Now the XBI is just one ETF in one market sector. There are probably thousands of ETFs on the market now that cover nearly every sector and niche that exists. The trick is to pick a few solid ETFs from each sector that you want exposure to. This will reduce the number of transactions that you make substantially.
My favorite sectors for ETF products are: Small Cap Equities, Large Cap Equities, Financials, Precious Metals, Emerging Markets, Developed Markets, Technology, Real-Estate and Energy. There are several very good ETFs within each of these sectors that I trade on a regular basis.

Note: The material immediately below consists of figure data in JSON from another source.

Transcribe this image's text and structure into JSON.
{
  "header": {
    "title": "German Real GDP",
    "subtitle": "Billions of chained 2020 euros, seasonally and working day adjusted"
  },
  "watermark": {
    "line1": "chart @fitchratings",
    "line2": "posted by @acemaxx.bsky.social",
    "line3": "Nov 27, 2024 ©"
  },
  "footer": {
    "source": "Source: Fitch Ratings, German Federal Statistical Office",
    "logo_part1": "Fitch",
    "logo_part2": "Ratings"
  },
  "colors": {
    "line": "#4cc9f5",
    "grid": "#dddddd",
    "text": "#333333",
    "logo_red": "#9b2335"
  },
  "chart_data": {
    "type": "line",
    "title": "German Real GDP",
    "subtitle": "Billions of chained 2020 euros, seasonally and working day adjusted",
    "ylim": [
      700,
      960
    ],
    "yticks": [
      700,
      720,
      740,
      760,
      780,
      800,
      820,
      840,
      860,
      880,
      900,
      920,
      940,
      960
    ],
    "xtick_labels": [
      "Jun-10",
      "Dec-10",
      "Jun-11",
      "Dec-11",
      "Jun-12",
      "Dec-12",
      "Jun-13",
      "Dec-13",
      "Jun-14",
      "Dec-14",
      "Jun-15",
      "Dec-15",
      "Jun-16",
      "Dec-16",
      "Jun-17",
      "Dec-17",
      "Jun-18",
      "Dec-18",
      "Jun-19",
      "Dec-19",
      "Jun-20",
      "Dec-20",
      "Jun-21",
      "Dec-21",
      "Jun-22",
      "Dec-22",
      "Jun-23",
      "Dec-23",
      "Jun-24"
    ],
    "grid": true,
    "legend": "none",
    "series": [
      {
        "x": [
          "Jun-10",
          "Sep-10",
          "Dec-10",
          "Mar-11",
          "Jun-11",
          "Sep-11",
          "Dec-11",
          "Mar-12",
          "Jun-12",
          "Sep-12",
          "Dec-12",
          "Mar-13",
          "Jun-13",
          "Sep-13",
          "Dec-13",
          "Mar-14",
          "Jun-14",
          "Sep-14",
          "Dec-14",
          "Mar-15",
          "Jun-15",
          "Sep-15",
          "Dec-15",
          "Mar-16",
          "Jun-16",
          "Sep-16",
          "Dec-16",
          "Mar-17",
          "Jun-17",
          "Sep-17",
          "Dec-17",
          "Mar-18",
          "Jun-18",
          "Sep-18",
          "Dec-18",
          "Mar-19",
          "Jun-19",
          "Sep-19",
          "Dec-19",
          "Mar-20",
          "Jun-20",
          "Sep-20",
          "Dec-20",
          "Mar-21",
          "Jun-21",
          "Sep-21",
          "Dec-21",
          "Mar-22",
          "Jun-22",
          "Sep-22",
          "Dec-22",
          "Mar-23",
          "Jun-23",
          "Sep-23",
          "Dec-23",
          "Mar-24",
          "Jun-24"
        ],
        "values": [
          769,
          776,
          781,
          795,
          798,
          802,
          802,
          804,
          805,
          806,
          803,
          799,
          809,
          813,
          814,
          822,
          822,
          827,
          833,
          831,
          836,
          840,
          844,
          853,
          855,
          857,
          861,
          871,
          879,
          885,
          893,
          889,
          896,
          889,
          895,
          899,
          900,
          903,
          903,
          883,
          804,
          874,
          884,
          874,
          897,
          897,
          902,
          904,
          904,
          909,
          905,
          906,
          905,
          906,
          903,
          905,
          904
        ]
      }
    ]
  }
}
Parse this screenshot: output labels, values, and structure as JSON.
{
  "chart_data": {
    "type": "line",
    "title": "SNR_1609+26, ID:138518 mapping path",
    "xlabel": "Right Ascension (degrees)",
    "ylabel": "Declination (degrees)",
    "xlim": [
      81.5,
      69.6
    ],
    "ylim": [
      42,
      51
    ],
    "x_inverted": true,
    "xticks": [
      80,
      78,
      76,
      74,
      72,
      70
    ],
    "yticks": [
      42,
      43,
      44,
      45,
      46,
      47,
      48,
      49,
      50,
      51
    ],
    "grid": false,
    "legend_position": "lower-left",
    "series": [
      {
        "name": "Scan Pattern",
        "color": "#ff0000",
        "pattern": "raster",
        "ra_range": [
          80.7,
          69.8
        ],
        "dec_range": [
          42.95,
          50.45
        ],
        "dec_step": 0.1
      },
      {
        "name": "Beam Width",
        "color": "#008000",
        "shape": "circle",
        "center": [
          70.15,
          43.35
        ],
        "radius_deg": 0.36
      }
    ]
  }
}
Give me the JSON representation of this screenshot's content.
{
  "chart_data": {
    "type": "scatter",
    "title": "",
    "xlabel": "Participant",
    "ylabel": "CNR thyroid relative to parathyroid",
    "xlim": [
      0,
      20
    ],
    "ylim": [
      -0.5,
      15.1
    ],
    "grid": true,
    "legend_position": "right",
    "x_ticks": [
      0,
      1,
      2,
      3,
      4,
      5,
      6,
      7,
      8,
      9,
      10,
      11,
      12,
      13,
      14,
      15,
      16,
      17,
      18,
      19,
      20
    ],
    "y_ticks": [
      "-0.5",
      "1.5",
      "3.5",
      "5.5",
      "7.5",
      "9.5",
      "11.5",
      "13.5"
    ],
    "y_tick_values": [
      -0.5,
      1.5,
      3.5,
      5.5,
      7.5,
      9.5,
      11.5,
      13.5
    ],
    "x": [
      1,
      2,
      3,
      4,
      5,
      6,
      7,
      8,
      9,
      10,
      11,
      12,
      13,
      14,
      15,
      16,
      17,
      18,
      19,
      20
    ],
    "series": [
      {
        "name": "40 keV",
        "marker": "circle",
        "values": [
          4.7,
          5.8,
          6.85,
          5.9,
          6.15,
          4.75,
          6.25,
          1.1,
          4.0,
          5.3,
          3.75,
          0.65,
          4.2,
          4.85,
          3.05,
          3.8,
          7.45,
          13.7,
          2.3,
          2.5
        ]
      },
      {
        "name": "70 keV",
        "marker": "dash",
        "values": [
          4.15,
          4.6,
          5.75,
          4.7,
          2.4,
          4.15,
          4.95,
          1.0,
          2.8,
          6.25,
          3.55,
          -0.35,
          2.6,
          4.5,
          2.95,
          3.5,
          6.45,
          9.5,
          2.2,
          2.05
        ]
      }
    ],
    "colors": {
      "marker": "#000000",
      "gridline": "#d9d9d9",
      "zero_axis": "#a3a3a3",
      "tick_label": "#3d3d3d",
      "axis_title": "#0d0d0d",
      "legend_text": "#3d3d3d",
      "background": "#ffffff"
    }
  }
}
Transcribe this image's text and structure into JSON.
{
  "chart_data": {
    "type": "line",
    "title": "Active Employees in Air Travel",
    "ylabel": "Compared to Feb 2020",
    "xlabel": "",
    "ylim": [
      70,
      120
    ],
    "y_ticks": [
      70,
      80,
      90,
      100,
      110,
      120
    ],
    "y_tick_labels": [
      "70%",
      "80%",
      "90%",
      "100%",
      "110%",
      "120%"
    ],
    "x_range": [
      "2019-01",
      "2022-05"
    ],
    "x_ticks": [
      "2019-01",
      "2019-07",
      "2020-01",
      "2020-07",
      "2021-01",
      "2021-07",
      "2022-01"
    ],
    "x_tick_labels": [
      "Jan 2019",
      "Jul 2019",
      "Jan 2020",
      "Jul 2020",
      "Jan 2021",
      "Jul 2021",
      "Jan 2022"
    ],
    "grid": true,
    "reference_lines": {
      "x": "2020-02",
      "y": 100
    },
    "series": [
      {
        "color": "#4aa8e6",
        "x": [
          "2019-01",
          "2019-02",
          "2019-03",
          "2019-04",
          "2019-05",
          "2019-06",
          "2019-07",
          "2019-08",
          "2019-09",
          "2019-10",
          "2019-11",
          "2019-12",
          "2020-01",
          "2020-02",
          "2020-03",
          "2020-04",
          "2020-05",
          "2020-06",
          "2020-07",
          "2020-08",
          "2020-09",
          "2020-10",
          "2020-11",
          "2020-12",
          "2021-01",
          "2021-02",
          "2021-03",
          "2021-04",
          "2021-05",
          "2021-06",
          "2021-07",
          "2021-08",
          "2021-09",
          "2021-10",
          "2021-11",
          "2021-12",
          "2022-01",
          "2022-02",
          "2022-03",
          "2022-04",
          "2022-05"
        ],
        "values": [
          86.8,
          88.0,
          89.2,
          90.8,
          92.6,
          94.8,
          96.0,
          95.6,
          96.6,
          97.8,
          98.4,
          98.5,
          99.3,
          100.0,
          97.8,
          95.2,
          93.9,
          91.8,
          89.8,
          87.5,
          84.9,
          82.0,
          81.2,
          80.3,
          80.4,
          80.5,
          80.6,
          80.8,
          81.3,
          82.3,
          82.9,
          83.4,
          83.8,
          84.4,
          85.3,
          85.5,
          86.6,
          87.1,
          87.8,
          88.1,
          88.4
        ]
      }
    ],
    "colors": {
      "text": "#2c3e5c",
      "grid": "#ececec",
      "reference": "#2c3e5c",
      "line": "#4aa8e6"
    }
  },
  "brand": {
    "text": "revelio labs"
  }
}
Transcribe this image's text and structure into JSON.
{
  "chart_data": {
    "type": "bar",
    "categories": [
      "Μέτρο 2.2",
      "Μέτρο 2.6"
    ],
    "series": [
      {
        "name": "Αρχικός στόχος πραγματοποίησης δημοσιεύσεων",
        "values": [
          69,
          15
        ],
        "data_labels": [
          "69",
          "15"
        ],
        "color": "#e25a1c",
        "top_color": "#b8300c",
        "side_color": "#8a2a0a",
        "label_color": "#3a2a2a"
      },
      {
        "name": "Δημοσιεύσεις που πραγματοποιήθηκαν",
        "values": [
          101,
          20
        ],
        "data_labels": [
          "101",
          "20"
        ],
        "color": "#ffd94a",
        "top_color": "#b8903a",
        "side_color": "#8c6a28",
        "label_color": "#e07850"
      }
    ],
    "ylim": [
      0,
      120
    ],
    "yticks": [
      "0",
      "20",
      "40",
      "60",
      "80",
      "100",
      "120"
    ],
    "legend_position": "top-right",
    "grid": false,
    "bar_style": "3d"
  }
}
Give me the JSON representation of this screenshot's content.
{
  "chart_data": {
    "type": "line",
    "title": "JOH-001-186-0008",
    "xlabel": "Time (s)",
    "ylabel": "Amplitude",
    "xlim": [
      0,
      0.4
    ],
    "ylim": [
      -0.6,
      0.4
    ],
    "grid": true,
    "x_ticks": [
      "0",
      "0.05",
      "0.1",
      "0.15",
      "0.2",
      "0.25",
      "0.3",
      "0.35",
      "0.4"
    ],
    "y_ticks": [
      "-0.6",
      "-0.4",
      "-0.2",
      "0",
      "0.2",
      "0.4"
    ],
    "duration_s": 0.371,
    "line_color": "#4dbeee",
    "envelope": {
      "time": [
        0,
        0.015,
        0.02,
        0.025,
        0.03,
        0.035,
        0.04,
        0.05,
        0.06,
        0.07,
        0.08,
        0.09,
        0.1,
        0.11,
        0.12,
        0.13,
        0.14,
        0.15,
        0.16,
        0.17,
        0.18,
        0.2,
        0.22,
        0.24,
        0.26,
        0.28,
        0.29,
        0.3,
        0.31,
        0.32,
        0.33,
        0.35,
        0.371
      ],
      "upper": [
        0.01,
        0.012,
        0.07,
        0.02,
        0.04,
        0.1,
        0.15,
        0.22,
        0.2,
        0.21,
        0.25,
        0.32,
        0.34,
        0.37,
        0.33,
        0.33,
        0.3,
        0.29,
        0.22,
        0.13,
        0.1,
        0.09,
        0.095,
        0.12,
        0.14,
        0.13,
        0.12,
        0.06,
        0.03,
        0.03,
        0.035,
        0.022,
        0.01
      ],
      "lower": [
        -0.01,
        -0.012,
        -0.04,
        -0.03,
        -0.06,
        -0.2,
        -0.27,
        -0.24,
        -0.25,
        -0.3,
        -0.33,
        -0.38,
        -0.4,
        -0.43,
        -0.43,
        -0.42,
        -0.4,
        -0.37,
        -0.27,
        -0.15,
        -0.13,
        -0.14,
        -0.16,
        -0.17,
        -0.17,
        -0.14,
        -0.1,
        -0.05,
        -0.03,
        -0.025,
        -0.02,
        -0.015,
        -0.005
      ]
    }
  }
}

Here are a few rules to keep in mind with regard to picking an ETF:
1. Expense Ratio.
The expense ratio tells you how much you are going to have to pay in fees each year. I have seen expense ratios as high as 2.00 percent. With a little searching you can find funds with expense ratios as low at 0.2 percent. Check Vanguard's site to see what a good expense ratio looks like.
2. ETF Size.
Make sure that the fund you are buying has sufficient assets under management. Look for a net asset value of greater than $100 million. A fund with very small asset size is a good indication that they are not well trusted yet. Asset size tells you a lot in this business.
3. Reputable Company.
Asset managers are a dime-a-dozen. Make sure that you are dealing with a company that has experience and a valid track-record. Here are a few to start with:
A good ETF will have millions of shares traded in the market on a daily basis. If you find one that meets all of the first three criteria, they will have good volume too. An ETF with low trading volume could present some liquidity problems in adverse market conditions.
As with any financial instrument, it is imperative to understand exactly what you are spending your money on. Understand the risks and the potential rewards. I am confident that ETFs can provide a lot of help for small investors that want to diversify their portfolios without all of the expense associated with traditional diversification strategies. Do your homework! Happy Trading!